When <ctype.h> is ultimately included, this prevents the block containing the extern inline definition of toupper from being included:

#if !defined __NO_CTYPE
# ifdef __isctype_f
__isctype_f (alnum)
// lots more like this
__isctype_f (xdigit)
# elif defined __isctype
# define isalnum(c)	__isctype((c), _ISalnum)
# define isalpha(c)	__isctype((c), _ISalpha)
// more like this
# endif

// the stuff we care about
__extern_inline int
__NTH (tolower (int __c))
  return __c >= -128 && __c < 256 ? (*__ctype_tolower_loc ())[__c] : __c;

__extern_inline int
__NTH (toupper (int __c))
  return __c >= -128 && __c < 256 ? (*__ctype_toupper_loc ())[__c] : __c;
# endif

// here's where tolower is defined as a macro
# if __GNUC__ >= 2 && defined __OPTIMIZE__ && !defined __cplusplus
#  define tolower(c)	__tobody (c, tolower, *__ctype_tolower_loc (), (c))
#  define toupper(c)	__tobody (c, toupper, *__ctype_toupper_loc (), (c))
# endif /* Optimizing gcc */

#endif /* Not __NO_CTYPE.  */

Note when including <ctype.h> C++ toupper is never defined as a macro - at most it is extern inline - the macro definitions below that are guarded by !defined __cplusplus so they’ll never take effect.

So I’m not sure if the extern inline bodies of tolower and toupper are intended to be excluded by __NO_CTYPE in this case, but that’s what happens and this has a significant performance impact in this toy loop. As a corollary, if you include <cctype> rather than <ctype.h> (the C++ version of the C header which puts functions in the std:: namespace) you also get the slow behavior because <cctype> ultimately includes <bits/os_defines.h> .

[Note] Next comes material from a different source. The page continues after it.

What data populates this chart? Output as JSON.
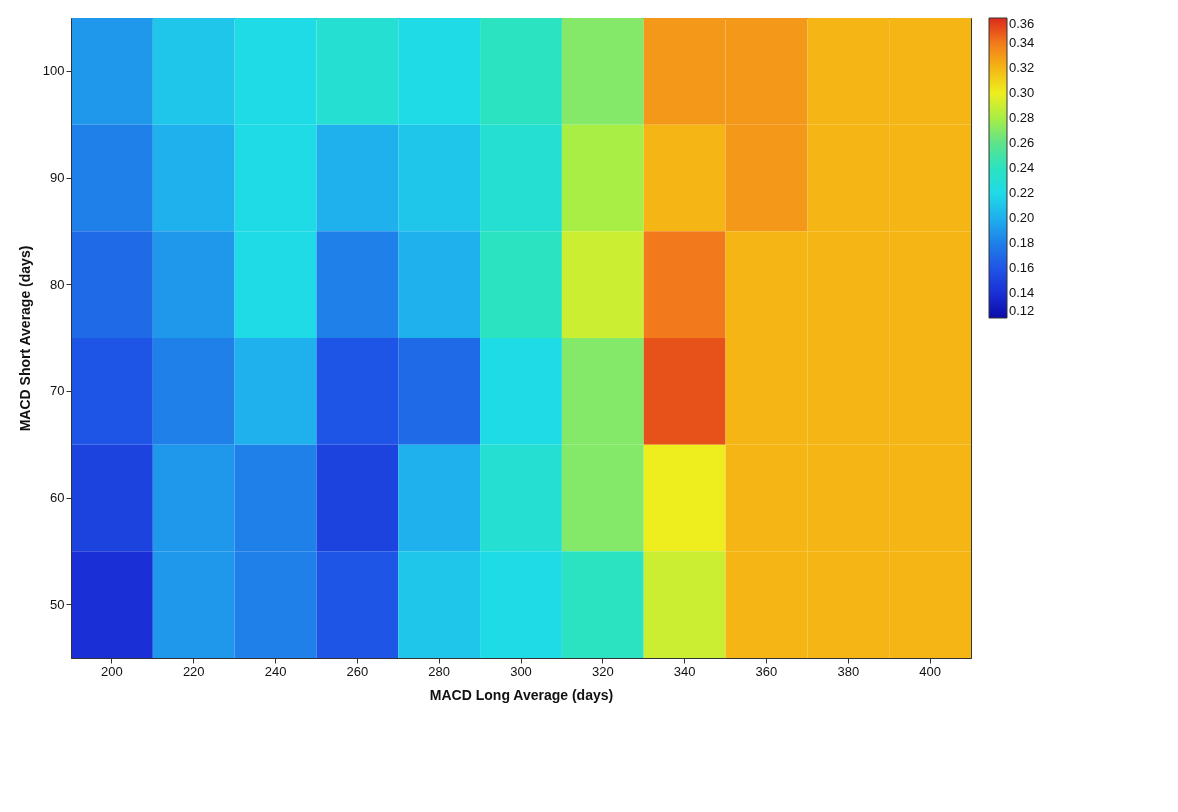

Does this natter? Nah. toupper is broken for serious multilingual use and, if you only care about ASCII you can write your own faster function. If you care about proper text handling, you are probably using UTF-8 and you’ll have to use something like ICU to do locale-aware text handling, or wait for C++ to get Unicode support (you might be waiting a while). It’s only interesting in clickbait sense of “clang format can cause a 4x performance regression”.